If you want the solar radiation to enter your domain as radiation:
You do not need a fluid domain outside. You should be able to apply a directional radiation source to the walls on the outside of the solid domains. But this will only work for Monte Carlo models, you cannot do this with the discrete transfer model.

If you want the solar radiation to not enter your domain, but act as a heat source on the outside of your domain:
Then you just need to apply a heat flux to the outer walls of the domain.

[Kelevraa]

Hi glenn, thanks for the fast answer.

The problem in applying the solar radiation as a heat flux is to neglect the directional components or rather the distribution of the heat flux.
Therefore (I think) I have to apply it as a directional source. But when I do that, the first element has the temperature given by the boundary condition (Heat transfer coefficient with outer temperature) and the second element is the one which gets heated by the incident radiation. From that element on the radiation "travels" through the domain depending on the absorption coefficient set for the material.

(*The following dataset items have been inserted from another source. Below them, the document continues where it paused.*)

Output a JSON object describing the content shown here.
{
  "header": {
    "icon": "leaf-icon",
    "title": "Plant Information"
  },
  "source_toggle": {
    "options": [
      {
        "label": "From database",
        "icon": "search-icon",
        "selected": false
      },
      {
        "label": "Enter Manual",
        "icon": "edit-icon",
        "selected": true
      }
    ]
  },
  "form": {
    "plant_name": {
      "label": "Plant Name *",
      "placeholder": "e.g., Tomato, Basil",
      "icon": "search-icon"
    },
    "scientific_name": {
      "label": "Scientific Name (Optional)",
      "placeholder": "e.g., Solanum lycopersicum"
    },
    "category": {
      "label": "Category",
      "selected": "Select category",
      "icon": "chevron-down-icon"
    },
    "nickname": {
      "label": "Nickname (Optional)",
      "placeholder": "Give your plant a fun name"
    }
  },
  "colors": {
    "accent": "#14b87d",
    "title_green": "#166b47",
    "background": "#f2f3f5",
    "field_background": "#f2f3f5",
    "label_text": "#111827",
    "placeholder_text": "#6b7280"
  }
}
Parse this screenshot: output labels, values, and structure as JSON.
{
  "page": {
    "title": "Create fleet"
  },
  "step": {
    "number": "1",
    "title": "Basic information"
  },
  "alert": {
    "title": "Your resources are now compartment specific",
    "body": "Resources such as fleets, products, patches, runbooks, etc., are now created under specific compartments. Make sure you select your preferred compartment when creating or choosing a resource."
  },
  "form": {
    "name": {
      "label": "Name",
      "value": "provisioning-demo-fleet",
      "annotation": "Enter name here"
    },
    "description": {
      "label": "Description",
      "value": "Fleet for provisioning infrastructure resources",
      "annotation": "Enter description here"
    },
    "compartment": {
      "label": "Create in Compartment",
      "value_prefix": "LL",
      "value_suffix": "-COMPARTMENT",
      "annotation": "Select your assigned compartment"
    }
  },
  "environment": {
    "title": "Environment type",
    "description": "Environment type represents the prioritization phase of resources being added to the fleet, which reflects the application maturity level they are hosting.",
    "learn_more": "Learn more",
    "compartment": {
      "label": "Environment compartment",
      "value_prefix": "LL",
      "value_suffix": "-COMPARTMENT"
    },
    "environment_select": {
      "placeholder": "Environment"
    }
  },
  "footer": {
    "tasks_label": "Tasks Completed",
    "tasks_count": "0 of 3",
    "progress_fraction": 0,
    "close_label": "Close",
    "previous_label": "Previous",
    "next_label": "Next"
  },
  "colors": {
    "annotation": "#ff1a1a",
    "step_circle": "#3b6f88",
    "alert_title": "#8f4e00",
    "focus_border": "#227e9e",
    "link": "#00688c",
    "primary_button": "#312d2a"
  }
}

Normally the radiation would hit the outer wall, get absorbed or reflected (but would nearly not transmit it) and the heat transfer would be based on the temperature gradient between the inside and outside of the building.
So I am looking for a way to apply the solar radiation on the outer walls in a way it considers the directional distribution. Through windows I do it with the Monte Carlo model and a directional heat flux source which works fine. But I do not see a way for the opaque solids but adding an outer fluid (what I don’t want cause of additional simulation time). Am I missing something important?

Any help is appreciated

[Martin_Sz]

You can try inner module of Ansys in Workbench - more simpler
Static Thermal or Transient thermal

[ghorrocks]

Quote:

as a heat flux is to neglect the directional components or rather the distribution of the heat flux.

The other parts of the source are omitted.